A live TUI shows scan progress:
Scanning 12,453 / 84,201 (14%) 148/s ETA 483s /Music/Albums/...
████████░░░░░░░░░░░░░░░░ 3.2M / 48.1M
search
ebdiskindex search [query]
ebdiskindex search --query <fts5-expr> [--disk <name>] [--type files|archive-member] [--limit <n>]
- Without arguments: opens an interactive search UI (type to filter, arrow keys to navigate).
--query: FTS5 full-text search over filenames and paths. Supports FTS5 syntax ("exact phrase",term1 OR term2).--type archive-member: search inside indexed archives instead of top-level files.--disk: scope results to one registered disk by name.--limit: maximum number of results (default 200).
Search never requires root — the database is readable by the regular user.
dedup
ebdiskindex dedup [--disk <name>] [--min-size <bytes>] [--out <file>]
Find duplicate files by xxhash. Groups all files sharing the same hash, shows the wasted space, and lists every location the file appears across all registered disks.
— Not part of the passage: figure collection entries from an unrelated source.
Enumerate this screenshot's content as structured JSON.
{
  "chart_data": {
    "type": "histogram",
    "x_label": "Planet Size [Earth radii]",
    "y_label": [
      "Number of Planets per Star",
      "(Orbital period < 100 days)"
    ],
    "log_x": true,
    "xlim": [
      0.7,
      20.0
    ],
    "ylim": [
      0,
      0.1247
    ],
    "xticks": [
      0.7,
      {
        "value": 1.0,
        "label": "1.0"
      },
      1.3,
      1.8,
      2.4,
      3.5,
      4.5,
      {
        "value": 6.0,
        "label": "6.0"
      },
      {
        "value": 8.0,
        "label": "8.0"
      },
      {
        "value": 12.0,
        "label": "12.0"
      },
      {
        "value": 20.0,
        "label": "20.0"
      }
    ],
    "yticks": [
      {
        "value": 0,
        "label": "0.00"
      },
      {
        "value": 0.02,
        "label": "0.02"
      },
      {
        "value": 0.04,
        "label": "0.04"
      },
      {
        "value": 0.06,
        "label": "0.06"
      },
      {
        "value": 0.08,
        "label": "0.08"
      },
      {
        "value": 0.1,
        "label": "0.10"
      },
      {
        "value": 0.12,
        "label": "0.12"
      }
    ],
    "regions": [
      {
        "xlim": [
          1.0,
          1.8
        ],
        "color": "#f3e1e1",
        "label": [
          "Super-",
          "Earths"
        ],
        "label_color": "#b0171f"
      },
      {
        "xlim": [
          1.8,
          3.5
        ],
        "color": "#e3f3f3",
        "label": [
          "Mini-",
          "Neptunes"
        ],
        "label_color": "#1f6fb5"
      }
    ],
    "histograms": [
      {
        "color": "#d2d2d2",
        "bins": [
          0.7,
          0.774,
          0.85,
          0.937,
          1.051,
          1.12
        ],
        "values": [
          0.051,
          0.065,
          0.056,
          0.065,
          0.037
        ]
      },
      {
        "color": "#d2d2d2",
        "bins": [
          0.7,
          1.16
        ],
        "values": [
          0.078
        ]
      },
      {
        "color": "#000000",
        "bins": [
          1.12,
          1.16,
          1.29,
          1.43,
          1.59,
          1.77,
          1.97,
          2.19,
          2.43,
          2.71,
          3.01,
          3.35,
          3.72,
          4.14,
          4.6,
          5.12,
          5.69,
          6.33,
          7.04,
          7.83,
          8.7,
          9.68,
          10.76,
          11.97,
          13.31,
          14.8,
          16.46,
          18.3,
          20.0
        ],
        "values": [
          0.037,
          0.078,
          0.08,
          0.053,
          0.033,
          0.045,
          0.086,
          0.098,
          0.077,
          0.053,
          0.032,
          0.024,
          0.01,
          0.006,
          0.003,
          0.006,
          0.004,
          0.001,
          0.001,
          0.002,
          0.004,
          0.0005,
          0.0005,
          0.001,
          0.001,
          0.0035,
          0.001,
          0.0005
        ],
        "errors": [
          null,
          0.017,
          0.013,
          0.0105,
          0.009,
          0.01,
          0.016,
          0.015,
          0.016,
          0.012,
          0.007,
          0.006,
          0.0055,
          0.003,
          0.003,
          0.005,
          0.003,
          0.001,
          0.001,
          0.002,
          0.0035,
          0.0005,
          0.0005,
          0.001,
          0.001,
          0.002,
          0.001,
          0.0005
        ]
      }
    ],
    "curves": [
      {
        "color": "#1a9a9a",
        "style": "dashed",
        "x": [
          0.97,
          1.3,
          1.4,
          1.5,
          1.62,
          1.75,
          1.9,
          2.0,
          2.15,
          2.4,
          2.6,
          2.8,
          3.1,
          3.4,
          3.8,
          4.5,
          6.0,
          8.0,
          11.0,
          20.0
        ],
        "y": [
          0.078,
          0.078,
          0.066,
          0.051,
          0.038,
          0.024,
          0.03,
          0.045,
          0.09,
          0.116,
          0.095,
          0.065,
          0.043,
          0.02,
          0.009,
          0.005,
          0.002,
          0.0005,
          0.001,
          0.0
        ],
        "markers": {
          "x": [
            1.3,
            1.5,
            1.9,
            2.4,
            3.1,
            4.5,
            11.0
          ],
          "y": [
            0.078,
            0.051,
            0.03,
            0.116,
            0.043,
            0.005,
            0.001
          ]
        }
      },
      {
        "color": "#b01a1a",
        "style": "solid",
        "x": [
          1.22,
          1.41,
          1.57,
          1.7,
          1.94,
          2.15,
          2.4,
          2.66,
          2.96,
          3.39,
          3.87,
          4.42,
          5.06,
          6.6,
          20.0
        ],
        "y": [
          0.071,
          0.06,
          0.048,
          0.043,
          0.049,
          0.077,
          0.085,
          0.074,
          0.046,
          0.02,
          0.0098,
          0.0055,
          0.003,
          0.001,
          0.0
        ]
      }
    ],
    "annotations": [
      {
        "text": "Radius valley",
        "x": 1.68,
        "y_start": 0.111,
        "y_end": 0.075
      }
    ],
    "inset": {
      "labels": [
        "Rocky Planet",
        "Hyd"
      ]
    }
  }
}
Requires a prior scan deep.
$ ebdiskindex dedup --min-size 1048576
Hash: a3f1c2d4e5b6a7b8 Size: 2.1 GB Copies: 3 Wasted: 4.2 GB
/dev/sdb1 /Backups/archive-2023.zip
/dev/sdc1 /Mirror/archive-2023.zip
/dev/sdd1 /Old/archive-2023.zip
info
ebdiskindex info [--disk <name>] [--partition-id <id>]
Show file counts, total size, archive member counts, and scan timestamps per partition.
Archive support
The following archive formats are read natively without any external tools:
| Format | Extension(s) | Notes |
|---|---|---|
| ZIP | .zip |
stdlib |
| TAR | .tar, .tar.gz, .tgz, .tar.bz2, .tbz2, .tar.xz, .txz |
stdlib + xz |
| RAR | .rar |
nwaples/rardecode |
| 7-Zip | .7z |
bodgit/sevenzip |
| ISO 9660 | .iso |
internal reader; records ExtentLBA for direct hashing |
| FAT disk image | .img |
go-diskfs; FAT12/16/32 |
| MBR disk image | .img |
walks each FAT partition in the MBR table |
| VDI container | .vdi |
extracts data region; lists FAT contents |
| VHD (fixed) | .vhd |
fixed-size only; dynamic VHD returns stub |
| QCOW2 | .qcow2 |
informational stub only |
| HFE floppy | .hfe |
MFM track decode → FAT extraction |
Filesystem support
Detection and mounting is done natively via superblock magic bytes and unix.Mount:
| Filesystem | Support |
|---|---|
| ext2/3/4 | native kernel |
| FAT12/16/32, exFAT | native kernel |
| NTFS | requires ntfs3 kernel module (Linux 5.15+) or ntfs-3g |
| Btrfs | native kernel |
| XFS | native kernel |
| HFS+ | native kernel module |
| ISO 9660 | native kernel (loop mount) |
| UDF | native kernel |
| F2FS | native kernel |
| squashfs | native kernel |
Notes
- All scanning is strictly read-only (
MS_RDONLY). - Paths in the database are relative to the device UUID, not the temporary mountpoint, so they remain stable across sessions even if the mountpoint changes.
- FTS5 triggers are disabled during scanning; the index is rebuilt in a single pass at the end.
- Archive members inside files ≥ 1 GB are skipped during fast scan to avoid blocking on large containers.
- The database is a plain SQLite file — you can query it directly with any SQLite client.
Old bash version
The original bash implementation is preserved in README.bash.md and ebdiskindex.bash.